La coalición criminal conocida como Viv Ansanm fue responsable de estos actos violentos, que también incluyeron el secuestro de 71 individuos, dejando a muchos otros desaparecidos. Entre las víctimas se registran 36 mujeres, 21 adultos mayores y siete niños, reflejando la gravedad de la situación que afecta a los más vulnerables en la región.
El informe resalta que la masacre de agosto fue meticulosamente planificada, con el objetivo de fortalecer el control de las bandas en Kenscoff.
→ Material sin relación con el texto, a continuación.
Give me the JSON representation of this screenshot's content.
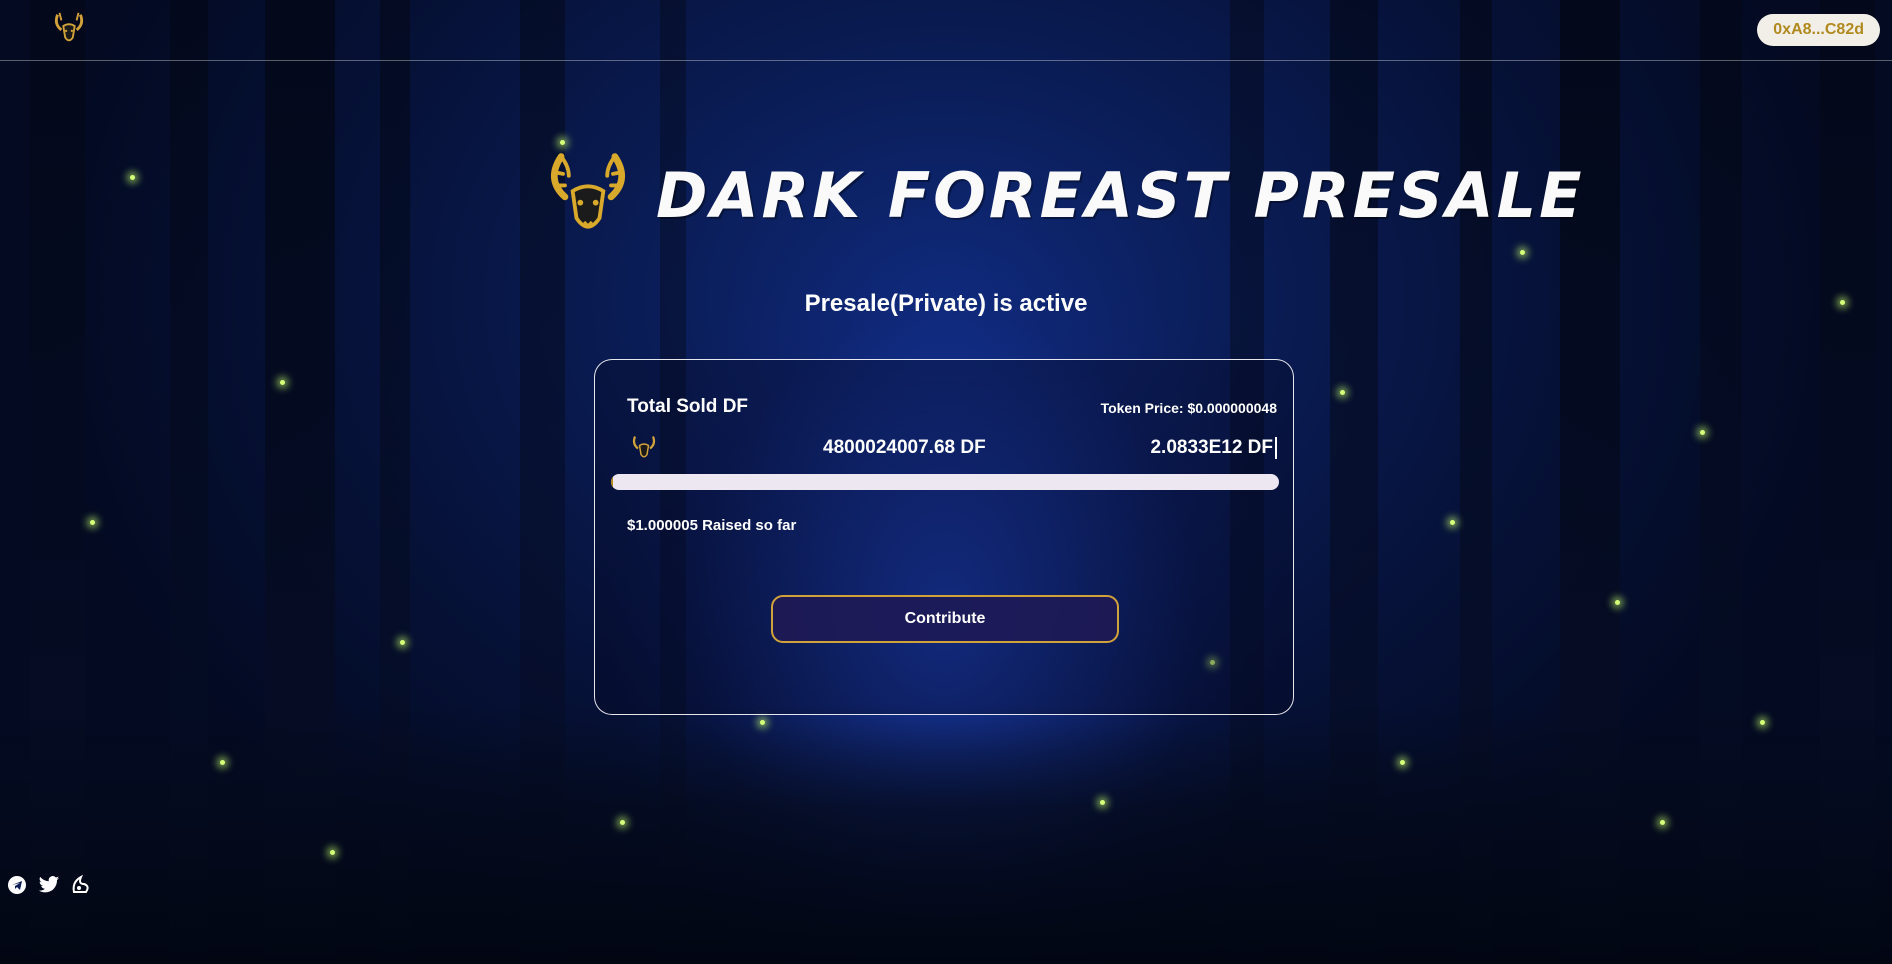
{
  "header": {
    "wallet_label": "0xA8...C82d"
  },
  "hero": {
    "title": "DARK FOREAST PRESALE"
  },
  "status": {
    "text": "Presale(Private) is active"
  },
  "card": {
    "sold_label": "Total Sold DF",
    "price_label": "Token Price: ",
    "price_value": "$0.000000048",
    "sold_amount": "4800024007.68 DF",
    "cap_amount": "2.0833E12 DF",
    "progress_fraction": 0.0023,
    "raised_amount": "$1.000005",
    "raised_suffix": " Raised so far",
    "contribute_label": "Contribute"
  },
  "social": {
    "icons": [
      "telegram-icon",
      "twitter-icon",
      "dextools-icon"
    ]
  },
  "colors": {
    "accent_gold": "#d2a23a",
    "wallet_text": "#b08a1e",
    "button_bg": "#1e1955",
    "progress_track": "#ece7f1"
  }
}
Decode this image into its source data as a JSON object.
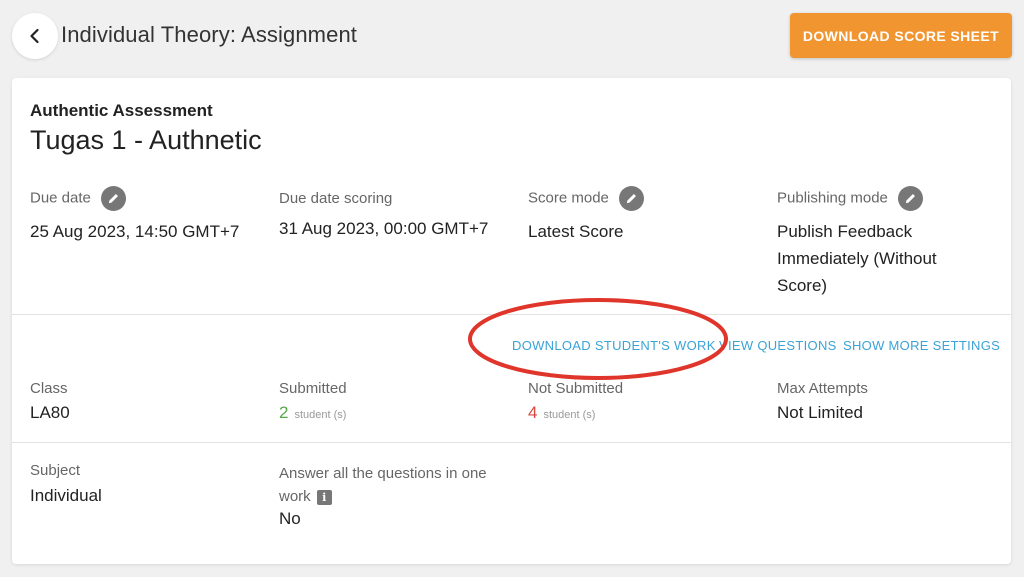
{
  "header": {
    "title": "Individual Theory: Assignment",
    "download_score_label": "DOWNLOAD SCORE SHEET"
  },
  "assessment": {
    "type": "Authentic Assessment",
    "name": "Tugas 1 - Authnetic"
  },
  "details": {
    "due_date": {
      "label": "Due date",
      "value": "25 Aug 2023, 14:50 GMT+7"
    },
    "due_date_scoring": {
      "label": "Due date scoring",
      "value": "31 Aug 2023, 00:00 GMT+7"
    },
    "score_mode": {
      "label": "Score mode",
      "value": "Latest Score"
    },
    "publishing_mode": {
      "label": "Publishing mode",
      "value_lines": [
        "Publish Feedback",
        "Immediately (Without",
        "Score)"
      ]
    }
  },
  "actions": {
    "download_work": "DOWNLOAD STUDENT'S WORK",
    "view_questions": "VIEW QUESTIONS",
    "show_more": "SHOW MORE SETTINGS"
  },
  "stats": {
    "class": {
      "label": "Class",
      "value": "LA80"
    },
    "submitted": {
      "label": "Submitted",
      "count": "2",
      "unit": "student (s)"
    },
    "not_submitted": {
      "label": "Not Submitted",
      "count": "4",
      "unit": "student (s)"
    },
    "max_attempts": {
      "label": "Max Attempts",
      "value": "Not Limited"
    }
  },
  "extra": {
    "subject": {
      "label": "Subject",
      "value": "Individual"
    },
    "answer_all": {
      "label_line1": "Answer all the questions in one",
      "label_line2": "work",
      "info_glyph": "i",
      "value": "No"
    }
  },
  "icons": {
    "back": "chevron-left-icon",
    "edit": "pencil-icon",
    "info": "info-icon"
  },
  "colors": {
    "accent_orange": "#f0952f",
    "link_blue": "#3ba3d6",
    "submitted_green": "#56a84a",
    "not_submitted_red": "#d9463b",
    "annotation_red": "#e0352b"
  }
}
Los atacantes utilizaron drones para vigilar los movimientos de las fuerzas del orden, lo que les permitió actuar con impunidad y causar un daño significativo a la comunidad.
A raíz de estos eventos, se han denunciado múltiples casos de violencia sexual, entre ellos el de una niña de 12 años. La situación en Kenscoff sigue siendo crítica, y la comunidad espera respuestas y acciones efectivas para abordar esta ola de violencia en el país.